I never watched an episode of Stranger Things or Game of Thrones, and generally avoided Avatar and The Hobbit trilogy. Not only was I surprised that there was this new season of Stranger Things, I've noticed that anything I have heard about the show - the title, telekinesis nosebleed, bikes, waffles, the upside-down, Barb, Christmas lights, I must know from late night, YouTube, and memes made after the first season. Wait, I guess I heard about a spinoff-y Chicago episode in Season 2. But when Reddit shows me people ranting about the finale I have never heard of these things!
GoT famously was the biggest thing ever and disappointed its audience, to the point people commented on how no one was rewatching it during 2020 lockdown.

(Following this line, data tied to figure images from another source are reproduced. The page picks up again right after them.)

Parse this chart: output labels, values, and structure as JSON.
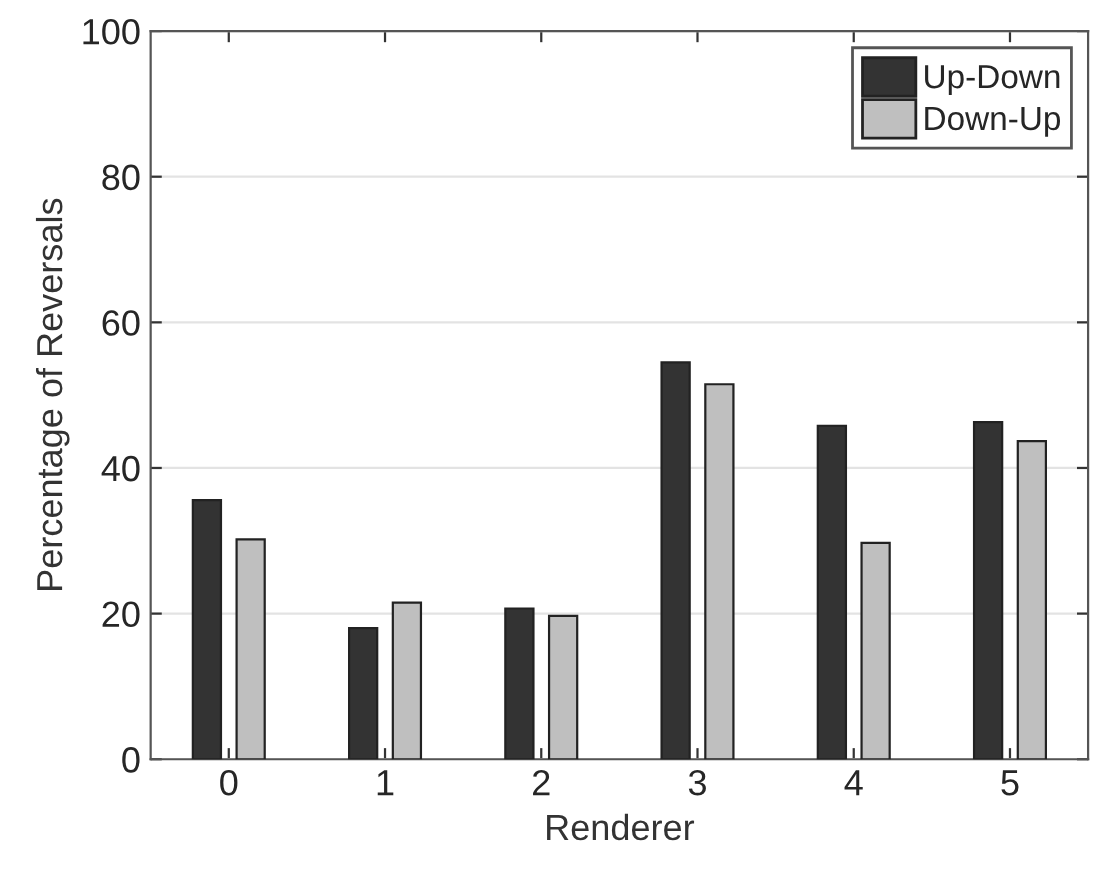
{
  "chart_data": {
    "type": "bar",
    "xlabel": "Renderer",
    "ylabel": "Percentage of Reversals",
    "categories": [
      "0",
      "1",
      "2",
      "3",
      "4",
      "5"
    ],
    "series": [
      {
        "name": "Up-Down",
        "color": "#333333",
        "values": [
          35.6,
          18.0,
          20.7,
          54.5,
          45.8,
          46.3
        ]
      },
      {
        "name": "Down-Up",
        "color": "#bfbfbf",
        "values": [
          30.2,
          21.5,
          19.7,
          51.5,
          29.7,
          43.7
        ]
      }
    ],
    "ylim": [
      0,
      100
    ],
    "yticks": [
      0,
      20,
      40,
      60,
      80,
      100
    ],
    "grid": "y",
    "legend": "top right"
  }
}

Avatar is also an oddity which every n years is a billion-dollar movie, and the internet argues about whether it has a "cultural footprint". Jenny Nicholson did a video about Disney's Avatar land in 2018, and to my brain it's the ur-argument for Avatar lacking a typical fandom / cultural memory (7:18 in, plus later talk at 44:20 about bizarre merchandising, no one else in the park wearing Avatar ears).
Stranger Things knew that they'd faded - SNL last did a skit for Season 2, and the "IT" revival maybe eclipsed them - but maybe the creators thought it would rally. I'm seeing a burst of retail and insurance ads with Stranger Things tie-ins, made thinking the finale would be the biggest best thing ever.